Beyond its U.S. presence, Helmerich & Payne has a global footprint, with land rigs in Argentina, Colombia, Bahrain, and the United Arab Emirates, alongside a fleet of offshore platform rigs in the Gulf of Mexico. The company is also diversifying into geothermal drilling, positioning itself within the energy transition while maintaining its strong oil and gas foundation. With scale, technology, and disciplined operations, HP continues to shape modern drilling performance worldwide.

The firm has a Value and Momentum score of A and B, respectively. The #3 Ranked company has a market capitalization of $2 billion. Helmerich & Payne stock has lost 33% in a year.

Price and Consensus: HP

Precision Drilling: Headquartered in Calgary, Alberta, it is one of Canada’s top drilling rig contractors with operations in the United States and the Middle East, too. With over 110 rigs globally, including 68 in Canada and 39 in the United States, PDS leads in advanced drilling through its Alpha automation platform and EverGreen environmental solutions. Precision Drilling also operates well service rigs in Canada, delivering completion, workover and abandonment services.

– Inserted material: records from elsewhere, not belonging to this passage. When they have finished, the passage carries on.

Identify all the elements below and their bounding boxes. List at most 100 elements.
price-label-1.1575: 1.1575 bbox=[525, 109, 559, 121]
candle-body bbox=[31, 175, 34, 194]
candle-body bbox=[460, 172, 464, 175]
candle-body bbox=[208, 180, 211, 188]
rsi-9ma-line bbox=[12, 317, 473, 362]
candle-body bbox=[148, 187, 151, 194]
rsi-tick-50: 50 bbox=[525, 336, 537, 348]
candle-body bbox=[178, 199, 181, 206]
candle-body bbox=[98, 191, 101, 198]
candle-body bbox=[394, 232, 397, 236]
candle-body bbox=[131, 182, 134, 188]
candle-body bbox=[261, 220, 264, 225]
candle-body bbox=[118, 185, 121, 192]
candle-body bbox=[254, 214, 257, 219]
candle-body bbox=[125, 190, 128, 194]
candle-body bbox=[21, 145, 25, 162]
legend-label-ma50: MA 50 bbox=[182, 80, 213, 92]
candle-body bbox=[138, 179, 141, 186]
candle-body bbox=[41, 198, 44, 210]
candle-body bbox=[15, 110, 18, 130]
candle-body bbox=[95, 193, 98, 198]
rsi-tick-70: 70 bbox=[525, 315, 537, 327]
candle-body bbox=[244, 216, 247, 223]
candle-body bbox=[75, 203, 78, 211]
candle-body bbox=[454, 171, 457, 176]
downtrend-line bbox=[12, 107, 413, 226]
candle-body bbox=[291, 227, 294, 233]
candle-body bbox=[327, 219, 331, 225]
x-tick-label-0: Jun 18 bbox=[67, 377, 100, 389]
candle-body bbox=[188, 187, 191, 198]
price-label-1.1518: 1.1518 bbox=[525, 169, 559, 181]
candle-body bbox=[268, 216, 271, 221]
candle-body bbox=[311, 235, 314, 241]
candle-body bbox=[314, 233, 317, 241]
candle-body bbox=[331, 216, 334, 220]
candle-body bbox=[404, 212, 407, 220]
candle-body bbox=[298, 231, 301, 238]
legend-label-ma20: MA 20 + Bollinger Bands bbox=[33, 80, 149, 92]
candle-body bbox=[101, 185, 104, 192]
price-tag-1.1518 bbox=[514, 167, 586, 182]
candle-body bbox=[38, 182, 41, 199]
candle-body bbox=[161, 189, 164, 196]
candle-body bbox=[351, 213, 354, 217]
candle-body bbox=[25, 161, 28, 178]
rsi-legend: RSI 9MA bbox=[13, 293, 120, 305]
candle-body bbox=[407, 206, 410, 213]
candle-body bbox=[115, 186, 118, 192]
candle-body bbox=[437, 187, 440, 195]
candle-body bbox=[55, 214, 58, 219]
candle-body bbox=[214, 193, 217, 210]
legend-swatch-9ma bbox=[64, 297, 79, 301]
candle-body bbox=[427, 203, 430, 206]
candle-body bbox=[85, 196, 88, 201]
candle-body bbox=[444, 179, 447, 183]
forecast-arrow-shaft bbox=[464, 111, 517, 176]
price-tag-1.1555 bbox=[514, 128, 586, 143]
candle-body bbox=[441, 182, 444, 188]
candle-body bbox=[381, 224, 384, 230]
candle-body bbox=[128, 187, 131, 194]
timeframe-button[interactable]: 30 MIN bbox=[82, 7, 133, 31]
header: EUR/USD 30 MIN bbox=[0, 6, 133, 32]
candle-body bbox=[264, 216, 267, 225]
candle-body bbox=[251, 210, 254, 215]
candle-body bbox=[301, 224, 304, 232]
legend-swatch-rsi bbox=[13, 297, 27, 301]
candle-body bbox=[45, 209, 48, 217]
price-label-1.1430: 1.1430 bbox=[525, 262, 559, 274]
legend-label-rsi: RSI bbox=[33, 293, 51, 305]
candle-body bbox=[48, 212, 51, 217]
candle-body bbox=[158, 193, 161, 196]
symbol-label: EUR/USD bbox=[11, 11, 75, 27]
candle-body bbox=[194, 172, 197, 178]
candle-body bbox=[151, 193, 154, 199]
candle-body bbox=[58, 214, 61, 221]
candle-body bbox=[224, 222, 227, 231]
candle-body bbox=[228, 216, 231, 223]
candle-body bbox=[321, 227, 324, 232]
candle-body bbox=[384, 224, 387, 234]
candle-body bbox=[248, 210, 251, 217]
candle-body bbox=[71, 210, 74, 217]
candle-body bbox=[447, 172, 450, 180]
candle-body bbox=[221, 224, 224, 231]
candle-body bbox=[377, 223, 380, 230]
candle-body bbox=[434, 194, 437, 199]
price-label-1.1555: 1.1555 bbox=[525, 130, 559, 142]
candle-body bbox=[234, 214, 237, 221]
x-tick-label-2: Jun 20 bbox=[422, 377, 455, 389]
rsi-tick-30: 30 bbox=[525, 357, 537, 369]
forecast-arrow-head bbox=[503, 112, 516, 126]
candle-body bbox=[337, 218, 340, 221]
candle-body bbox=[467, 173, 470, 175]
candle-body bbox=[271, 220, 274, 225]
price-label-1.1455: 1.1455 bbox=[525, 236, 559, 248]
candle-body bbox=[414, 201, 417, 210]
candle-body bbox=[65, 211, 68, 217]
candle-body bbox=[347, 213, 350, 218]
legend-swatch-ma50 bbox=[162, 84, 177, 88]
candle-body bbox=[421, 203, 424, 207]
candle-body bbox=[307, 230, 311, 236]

Its offerings include rental equipment, camp services and expert field support. Backed by innovation and scale, Precision Drilling continues to set high standards in safety, performance, and environmental responsibility across the energy sector. PDS beat the Zacks Consensus Estimate for earnings in two of the last four quarters and missed in the other two. It has a trailing four-quarter earnings surprise of roughly 977.7%, on average. Additionally, the Zacks Consensus Estimate for Precision Drilling’s 2025 earnings has moved up from $3.89 per share to $4.70 in the past 60 days. The company has a market capitalization of $743.3 million. PDS, carrying a Zacks Rank of 3, has lost 10% in a year.